Dönemin bazı subayları Hatıralarında Cemal Paşa’yı çeşitli yönleriyle anlatmışlardır.

Avusturya-Macaristanlı General Pomiankowski: “Cemal'de eski zalim sultanların sertliği vardı. Cemal'in gençliği ve mazisi hakkında pek fazla bilgi yoklu. Babası askeri memur, annesi ise Midilli'de doğmuş Rum asıllı bir kadınmış. Jön Türkler, Enver'in isyanı ve Harbiye nazırı Nâzım Paşa'nın öldürülmesinden sonra İstanbul'da asayişin sağlanması için kuvvetli birine ihtiyaç duyarak Cemal Bey'i başşehrin valisi olarak tayin edince, (1913) Cemal de böylece ortaya çıkmış oluyordu. (Pomiankowski,1997:176:177)     

Binbaşı Ali Fuat Erden: Cemal Paşa merhameti zaaf sayardı. Mareşal Falkenhayn 1917 yılında Cemal Paşa ile  ilk tanıştığı vakit onun hakkında şu hükmü vermişti: “Cemal Paşa hükümran olmak için dünyaya gelmiş.” (Erden,2003:130). Cemal Paşa yoların yapımı sırasında Ordu Erkanı Harbiyesinden yazılan emrin sonuna şu cümleyi ilave ederdi: " O gün otomobille yolu teftiş edeceğim.Otomobil nerede duraklarsa yolun inşasına memur mühendis orada gömülecektir. (Erden,2003:114).

(…..) Cemal Paşa’nın böyle bir formülü yoktu. O tehdit ederdi; Fakat tehdidini yerine getirmeye lüzum kalmazdı.Emirleri vaktinde, hatta vaktinden evvel yapılırdı.Cemal Paşa, Suriye ve Batı Arabistan’ın taçsız İmparatoruydu. (Erden,2003:133).

(…..) Tren ağır ağır harekete başladığında Cemal Paşa vagona atlayabilirdi. İsteyerek atlamadı. Düdük çaldılar. Tren durdu. Cemal Paşa şef dö treni çağırdı. Adam koşa koşa geldi. Beti benzi sararmıştı.Cemal Paşa sordu:Bana mahsus olan treni ben binmeden nasıl hareket ettirirsin?"Şef  dö tren cevap veremiyor, tir tir titriyordu.

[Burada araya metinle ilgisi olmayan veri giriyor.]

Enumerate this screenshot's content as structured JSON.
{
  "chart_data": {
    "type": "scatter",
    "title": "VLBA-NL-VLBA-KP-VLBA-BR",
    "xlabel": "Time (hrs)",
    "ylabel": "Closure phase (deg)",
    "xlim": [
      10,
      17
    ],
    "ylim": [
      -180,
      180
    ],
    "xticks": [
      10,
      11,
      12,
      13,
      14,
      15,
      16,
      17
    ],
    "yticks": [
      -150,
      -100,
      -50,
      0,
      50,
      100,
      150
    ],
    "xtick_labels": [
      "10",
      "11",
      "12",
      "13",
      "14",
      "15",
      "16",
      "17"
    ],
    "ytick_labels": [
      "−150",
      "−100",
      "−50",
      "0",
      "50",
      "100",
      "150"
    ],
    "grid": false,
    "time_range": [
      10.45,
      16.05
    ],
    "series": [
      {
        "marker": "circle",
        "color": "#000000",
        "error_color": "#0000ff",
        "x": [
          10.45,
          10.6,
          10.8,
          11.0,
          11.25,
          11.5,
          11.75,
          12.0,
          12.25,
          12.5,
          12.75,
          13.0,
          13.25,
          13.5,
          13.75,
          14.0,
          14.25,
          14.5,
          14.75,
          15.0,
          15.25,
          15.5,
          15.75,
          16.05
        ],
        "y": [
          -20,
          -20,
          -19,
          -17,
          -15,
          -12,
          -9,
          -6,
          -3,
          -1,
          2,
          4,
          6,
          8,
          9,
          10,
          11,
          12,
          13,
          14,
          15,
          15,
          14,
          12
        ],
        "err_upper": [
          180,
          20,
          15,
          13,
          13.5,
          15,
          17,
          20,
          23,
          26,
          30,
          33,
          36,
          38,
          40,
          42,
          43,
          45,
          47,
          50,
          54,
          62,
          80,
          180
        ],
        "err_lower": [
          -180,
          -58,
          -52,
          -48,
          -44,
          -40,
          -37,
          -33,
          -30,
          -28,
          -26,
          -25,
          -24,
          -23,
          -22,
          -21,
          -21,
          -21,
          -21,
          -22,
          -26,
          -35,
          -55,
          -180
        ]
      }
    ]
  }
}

Ben kumandanımın yanına sokuldum. Cemal Paşa, bu maruzatımı sezdi. Susan, titreyen, her an daha fazla sararan makiniste sert emir verdi.:. "Haydi git ! Makinist koşa koşa makinesine gitti. O, yeniden hayata kavuşmuştu. (Erden,2003:252-253).

(…..) Cemal Paşa Lübnan Mutasarrıflığına İsmail Canbulat beyi getirmek istedi. Ben itiraz ettim.”Eli kanlı” dedim. (Kendisini tevkif etmeye gelen inzibat çavuşunu tabanca ile vurmuştu.) Cemal Paşa bir  an sustu sonra "Hepimizin eli kanlı!" dedi. (Erden,2003:276).  

(…..) 23 Nisan 1915 günü yani Osmanlı Devletinin harbe girmesinden altı ay sonra Suriye Demiryolları askeri komiserliği "şimendifer depolarında ancak üç bin ton kardif kömürü bulunduğunu, bu kömürün de Çanakkale'ye gidecek olan kuvvetlerin nakliyatı için sarfedileceğini kardif kömürü tedarik edilmedikçe askeri nakliyatın temin edilemeyeceğini bildirdi. (Erden,2003:309).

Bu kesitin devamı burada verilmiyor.